Unfortunately I don’t know a single person who is interested in knowing the intimate details of their AO in such a fashion. So I do lone scout reconnoitering. The things I discover are pretty amazing, tactical and strategic terrain features, routes that provide a myriad of cover and concealment, hidy holes where the terrain disguises them extremely well, observation points with ingress and egress routes that avoid observation from civilized terrain. Tell you one thing, I can move in and out of my area now with a high degree of confidence. My greatest concern is the vagaries of thermal detection. Where I’m located, severe mountainous Appalachia, it is not difficult to traverse and handrail long distances avoiding roads, fields and active property, and there are many opportunities to cross lineal danger areas at discreet spots. As I’m learning, especially when the tree canopy is bare in winter, I get the heebie jeebies trying to figure out how to not be detected by aerial thermal observation. I know it isn’t all encompassing observation, they can’t be everywhere, and if you are competent at moving, they will have to look hard for you, and terrain plays a big part also, but all you have to be is unlucky once and you could get a maverick or some depleted uranium up your ass or they drop a contact team to intercept you. Been considering one of Max Velocity’s thermal ponchos for static situations. They seem like a decent tool if used properly. I always been a serious user of the surplus woodland poncho’s and woobies since I was a boy scout. Really great device, you can disappear in an instant wearing one, keeps you warm, and I know this from personal experience. I always carry at least two ponchos. A woobie and a Gortex surplus divvy bag with that foil faced bubble wrap insulation and a piece of GI sleep pad cut to fit inside makes a dandy sleeping bag, especially if you have Balsams or pine thatch to make a improvised hooch thats like a bed made for a prince. Smells nice too. I roll the divvy up and bungy it to my LBV, or if I’m running a med alice it goes under the claymore flap. Takes a few seconds to roll up or set up. The poncho’s keep the dew and rain off. You can hide pretty well. I’ll go out and scout back on my bivvy to see if I can see spot it. Not too bad a set up, you would need to be a decent tracker to see it some spots I’ve rested up. If there is any vegetation, even one or two tiny sticks between you and the mil spec woodland it really blends in.
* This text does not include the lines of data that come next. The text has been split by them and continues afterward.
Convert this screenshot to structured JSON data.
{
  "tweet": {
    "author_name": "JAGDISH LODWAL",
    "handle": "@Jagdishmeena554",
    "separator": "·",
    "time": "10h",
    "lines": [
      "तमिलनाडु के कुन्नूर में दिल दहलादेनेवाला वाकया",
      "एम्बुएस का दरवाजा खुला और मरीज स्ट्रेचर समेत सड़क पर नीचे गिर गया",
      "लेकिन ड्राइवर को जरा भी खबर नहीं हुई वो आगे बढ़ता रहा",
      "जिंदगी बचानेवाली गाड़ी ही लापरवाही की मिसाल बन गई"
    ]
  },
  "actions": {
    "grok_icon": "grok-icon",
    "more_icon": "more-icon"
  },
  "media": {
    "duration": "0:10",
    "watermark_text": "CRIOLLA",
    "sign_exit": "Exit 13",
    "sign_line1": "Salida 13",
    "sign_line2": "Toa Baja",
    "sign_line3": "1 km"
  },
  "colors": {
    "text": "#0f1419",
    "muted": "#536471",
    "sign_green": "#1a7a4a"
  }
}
I’d love to get up in a chopper and look through a thermal imager real time, that would give me some great intell on how to refine my camo techniques and movements. I’m an old guy and I don’t travel as fast as my younger days, so I got to figure every angle even more so now. Slow and steady and light.
Great post. You can get a good idea of thermal capabilities via youtube.
There was a video on youtube for about 3 days that was made by an Apache pilot and a buddy on the ground where they were testing their flir against a poncho with a Mylar blanket underneath. It was actually pretty effective as long as they didn’t touch it while it was suspended over them. I recently came across this video on YouTube that is a much improved idea of that. Whether you would make a poncho with it, or some kind of smock is up to you I guess but it seems to work pretty good. https://youtu.be/VnptcYpuHXs
I’m a former Army Cavalry Scout, thanks for the refresher. It’s amazing how much a person can forget after a few years.